How many times have you thought these things yourself about your child?
- He’s doing it to get attention.
- She’s trying to make me mad.
- He’s ignoring me.
- She’s being disrespectful, defiant and oppositional.
- He craves negative attention.
- She is being a jerk on purpose.
True confession: I’ve thought all those things about my own child. Hundreds of times. Probably more. And for a long time I believed them to be true. It seemed as if the behaviors my son exhibited were somehow intentional.
I’m not talking about the wiggly hyperactivity, or the instant switches in attention span, or the disorganization and the mess that followed him around. These I understood as part of his ADHD, just one of his several co-existing diagnoses. I’m talking about the other things he did: the defiant, disrespectful and rude reactions to simple requests, or the times I’d ask the same thing over and over again and he still wouldn’t do as I asked.
It hurt my feelings. I questioned my parenting skills. When I tried and tried to get him to stop doing all those things, every attempt made it worse. My husband and I started to research therapeutic schools and residential treatment programs — for a child who was not yet 10 years old!
But then things got better. Not overnight, and certainly not without effort. But much, much better.
1. I educated myself about what was going on.

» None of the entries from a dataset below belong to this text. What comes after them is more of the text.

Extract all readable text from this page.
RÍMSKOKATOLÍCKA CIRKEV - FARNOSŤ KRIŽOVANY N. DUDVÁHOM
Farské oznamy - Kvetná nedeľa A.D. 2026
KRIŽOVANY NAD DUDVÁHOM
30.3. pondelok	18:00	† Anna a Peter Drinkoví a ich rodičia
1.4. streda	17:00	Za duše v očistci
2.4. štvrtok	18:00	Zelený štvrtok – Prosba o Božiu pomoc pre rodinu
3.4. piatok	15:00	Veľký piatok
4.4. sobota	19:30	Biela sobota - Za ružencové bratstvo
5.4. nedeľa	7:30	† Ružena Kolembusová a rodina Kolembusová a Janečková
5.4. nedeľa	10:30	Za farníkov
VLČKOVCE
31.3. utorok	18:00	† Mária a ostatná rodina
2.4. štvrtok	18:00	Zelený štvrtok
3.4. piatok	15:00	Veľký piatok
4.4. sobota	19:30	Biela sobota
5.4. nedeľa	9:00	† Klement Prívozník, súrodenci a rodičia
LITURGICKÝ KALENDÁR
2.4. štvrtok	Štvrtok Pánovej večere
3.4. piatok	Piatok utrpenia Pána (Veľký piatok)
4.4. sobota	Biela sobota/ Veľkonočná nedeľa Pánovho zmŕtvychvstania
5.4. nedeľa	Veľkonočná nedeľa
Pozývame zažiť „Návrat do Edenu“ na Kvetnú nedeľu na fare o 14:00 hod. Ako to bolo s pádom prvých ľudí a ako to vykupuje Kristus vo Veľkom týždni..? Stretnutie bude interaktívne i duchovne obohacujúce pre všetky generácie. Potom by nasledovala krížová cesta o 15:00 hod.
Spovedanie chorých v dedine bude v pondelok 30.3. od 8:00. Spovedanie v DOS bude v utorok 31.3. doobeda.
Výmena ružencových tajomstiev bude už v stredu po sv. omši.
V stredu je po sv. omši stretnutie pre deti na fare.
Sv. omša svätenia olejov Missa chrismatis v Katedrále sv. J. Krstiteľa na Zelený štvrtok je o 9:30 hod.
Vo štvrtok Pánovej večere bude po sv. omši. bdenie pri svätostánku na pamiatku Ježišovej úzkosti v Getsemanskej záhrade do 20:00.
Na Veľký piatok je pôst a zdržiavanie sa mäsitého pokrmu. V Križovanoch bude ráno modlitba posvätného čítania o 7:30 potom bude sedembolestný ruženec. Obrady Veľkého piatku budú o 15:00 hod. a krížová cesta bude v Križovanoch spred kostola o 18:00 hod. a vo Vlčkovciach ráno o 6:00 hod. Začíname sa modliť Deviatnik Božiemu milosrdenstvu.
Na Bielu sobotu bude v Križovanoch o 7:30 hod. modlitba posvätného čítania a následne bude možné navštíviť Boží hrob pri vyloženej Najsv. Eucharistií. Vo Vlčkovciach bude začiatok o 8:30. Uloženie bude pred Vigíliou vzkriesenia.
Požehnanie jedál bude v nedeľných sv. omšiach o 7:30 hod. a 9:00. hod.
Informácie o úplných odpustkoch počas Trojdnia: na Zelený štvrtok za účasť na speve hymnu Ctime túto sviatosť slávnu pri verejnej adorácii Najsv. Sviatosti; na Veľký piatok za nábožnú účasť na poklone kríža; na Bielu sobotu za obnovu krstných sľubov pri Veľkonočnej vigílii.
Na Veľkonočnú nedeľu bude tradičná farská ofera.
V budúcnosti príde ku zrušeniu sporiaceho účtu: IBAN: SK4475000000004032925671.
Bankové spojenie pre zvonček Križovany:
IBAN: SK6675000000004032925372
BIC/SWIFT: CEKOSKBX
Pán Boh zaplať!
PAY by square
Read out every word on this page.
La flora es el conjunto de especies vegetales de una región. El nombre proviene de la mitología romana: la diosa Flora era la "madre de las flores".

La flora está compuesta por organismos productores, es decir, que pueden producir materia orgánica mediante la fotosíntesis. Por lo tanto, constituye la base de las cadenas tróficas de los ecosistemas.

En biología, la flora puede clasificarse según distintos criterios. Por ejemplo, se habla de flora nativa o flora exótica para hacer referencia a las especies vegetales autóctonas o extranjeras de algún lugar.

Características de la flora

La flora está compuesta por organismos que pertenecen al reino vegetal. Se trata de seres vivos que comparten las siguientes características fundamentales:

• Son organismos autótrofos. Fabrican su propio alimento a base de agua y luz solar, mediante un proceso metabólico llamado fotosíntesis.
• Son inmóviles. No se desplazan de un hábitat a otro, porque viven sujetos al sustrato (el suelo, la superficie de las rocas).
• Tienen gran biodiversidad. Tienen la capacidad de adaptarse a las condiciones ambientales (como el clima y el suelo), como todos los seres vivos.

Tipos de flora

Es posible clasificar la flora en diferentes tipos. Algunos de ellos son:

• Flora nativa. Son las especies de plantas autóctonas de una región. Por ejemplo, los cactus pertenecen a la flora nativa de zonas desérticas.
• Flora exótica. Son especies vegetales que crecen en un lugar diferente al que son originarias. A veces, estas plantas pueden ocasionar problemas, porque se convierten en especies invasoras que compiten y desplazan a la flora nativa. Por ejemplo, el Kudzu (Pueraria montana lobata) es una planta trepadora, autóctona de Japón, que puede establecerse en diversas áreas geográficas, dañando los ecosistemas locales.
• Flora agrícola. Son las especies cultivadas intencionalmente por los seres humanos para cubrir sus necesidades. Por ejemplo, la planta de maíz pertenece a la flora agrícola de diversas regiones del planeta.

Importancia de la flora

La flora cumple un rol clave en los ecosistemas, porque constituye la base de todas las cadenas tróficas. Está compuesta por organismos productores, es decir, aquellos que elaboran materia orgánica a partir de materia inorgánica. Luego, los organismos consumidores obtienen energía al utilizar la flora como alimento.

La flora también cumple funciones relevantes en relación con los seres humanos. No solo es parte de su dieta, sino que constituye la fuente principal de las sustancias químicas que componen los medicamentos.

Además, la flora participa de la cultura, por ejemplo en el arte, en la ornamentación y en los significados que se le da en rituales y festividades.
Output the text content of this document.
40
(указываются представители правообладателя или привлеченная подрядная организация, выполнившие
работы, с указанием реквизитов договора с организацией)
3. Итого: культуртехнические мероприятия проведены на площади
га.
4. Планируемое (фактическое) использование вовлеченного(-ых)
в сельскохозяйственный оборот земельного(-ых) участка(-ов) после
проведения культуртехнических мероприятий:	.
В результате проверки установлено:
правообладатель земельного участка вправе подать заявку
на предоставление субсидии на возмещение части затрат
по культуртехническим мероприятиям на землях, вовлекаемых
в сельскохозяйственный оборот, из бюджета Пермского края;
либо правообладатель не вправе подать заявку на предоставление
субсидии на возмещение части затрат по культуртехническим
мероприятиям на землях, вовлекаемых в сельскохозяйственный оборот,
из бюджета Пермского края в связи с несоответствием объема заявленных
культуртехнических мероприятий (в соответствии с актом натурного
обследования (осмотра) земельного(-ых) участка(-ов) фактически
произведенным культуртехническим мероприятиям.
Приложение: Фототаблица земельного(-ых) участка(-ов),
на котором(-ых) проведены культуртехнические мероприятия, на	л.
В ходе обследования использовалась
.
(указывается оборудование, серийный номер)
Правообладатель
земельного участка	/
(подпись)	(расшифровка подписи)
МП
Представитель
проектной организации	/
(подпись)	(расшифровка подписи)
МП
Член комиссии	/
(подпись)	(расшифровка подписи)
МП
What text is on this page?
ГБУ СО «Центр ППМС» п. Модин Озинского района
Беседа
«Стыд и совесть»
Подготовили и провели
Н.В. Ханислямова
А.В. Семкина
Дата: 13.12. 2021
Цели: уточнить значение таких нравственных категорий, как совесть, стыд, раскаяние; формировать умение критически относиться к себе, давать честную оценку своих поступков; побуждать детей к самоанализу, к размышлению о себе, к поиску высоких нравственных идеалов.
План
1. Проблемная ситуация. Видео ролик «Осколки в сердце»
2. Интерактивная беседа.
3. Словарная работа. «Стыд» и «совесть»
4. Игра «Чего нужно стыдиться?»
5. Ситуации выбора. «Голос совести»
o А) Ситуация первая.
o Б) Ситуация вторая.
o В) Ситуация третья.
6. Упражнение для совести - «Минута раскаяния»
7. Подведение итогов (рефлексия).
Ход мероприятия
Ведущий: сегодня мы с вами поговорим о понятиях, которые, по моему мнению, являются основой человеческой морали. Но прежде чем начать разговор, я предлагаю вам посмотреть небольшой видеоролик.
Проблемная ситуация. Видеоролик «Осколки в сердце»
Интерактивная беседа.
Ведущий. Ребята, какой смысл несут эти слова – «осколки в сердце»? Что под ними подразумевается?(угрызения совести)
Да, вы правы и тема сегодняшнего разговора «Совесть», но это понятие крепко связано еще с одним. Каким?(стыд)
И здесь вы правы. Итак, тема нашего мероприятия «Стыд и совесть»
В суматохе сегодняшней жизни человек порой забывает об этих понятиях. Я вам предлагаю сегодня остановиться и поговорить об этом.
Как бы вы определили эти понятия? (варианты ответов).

I started learning about my son’s primary diagnosis, fetal alcohol spectrum disorder (FASD). FASD is brain damage that happens when a woman drinks alcohol when pregnant. Most people with FASD look “typical” and have average IQs. But almost all exhibit behavioral characteristics as a result of their brain’s slow processing speed. They may be quick to react, but slow to understand a question that’s posed of them. They may have trouble with transitions. They may find it difficult to do more than one thing at a time. They might get overstimulated easily. They may develop compensatory behaviors to buy them the time they need to process what’s going on (like automatically saying “no” to what’s asked of them, even if it’s something they should be able to do).
I started seeing my son’s behaviors as a product of his brain function, rather than something he was doing on purpose. I simply switched from assigning “intent” to his behaviors, to removing any sense that he had a motive. It made a huge difference in my attitude and my reactions. My feelings were no longer part of the equation.
Now, I realize most of you reading this don’t have a child with FASD. But you do have a child or children with other brain-based difficulties, including ADHD. It’s not as severe as FASD, and it’s not caused by the same thing as FASD, but the impact is similar, and the same technique is supremely useful for dealing with oppositional behaviors, no matter what the diagnosis.
2. I stopped giving consequences for unwelcome behaviors.
I know what you’re thinking: but how will he learn NOT to do it if you don’t punish him? If you don’t teach him what’s right?
You wouldn’t punish a sight-impaired person for stumbling over a chair he or she didn’t know about, would you? That would be unreasonable, and wouldn’t help matters, anyway. I use the same reasoning for behaviors caused by my son’s brain dysfunction.
For example, if I ask my son to turn off the television and he doesn’t do it, I turn off the television for him. He might become angry and swear at me, but I do not react. No punishment. In the best scenario, I make no comment about the name-calling.
Guess what? He already knows that he shouldn’t get angry and call names. Sometimes, he just can’t help himself. So punishment on top of the anger and name-calling just escalates things. It puts us all on edge, and doesn’t allow him to calm and settle. Calming and settling means better brain function. And for him, better brain function translates into less anger and less reactivity. So next time I ask him to turn off the television, he may be able to do it by himself.
Things are Better at Home
Since I started learning about my son’s brain (dis)abilities and understanding how brain function impacts behavior, I changed my approach to my son’s defiant behaviors. The results? My child’s behavior has taken a remarkable turn for the better!
Things aren’t perfect. He still gets angry. He still calls names and uses more swear words than an 11-year-old should. But there’s been a huge improvement in the mood in our house — and my own state of mind.
Here are some tricks to help you shift YOUR thinking and set your child up for success:
Old thought: He’s ignoring me. New Thought: My child can only do one thing at a time.
Old thought: He’s being defiant. New Thought: He is in reactive mode.
Old thought: He’s just trying to get attention. New Thought: He needs help and lacks the skills to communicate it effectively.
Old thought: He’s acting badly. New Thought: His behaviors are clues to a poor fit between what I want him to do and what he can actually do.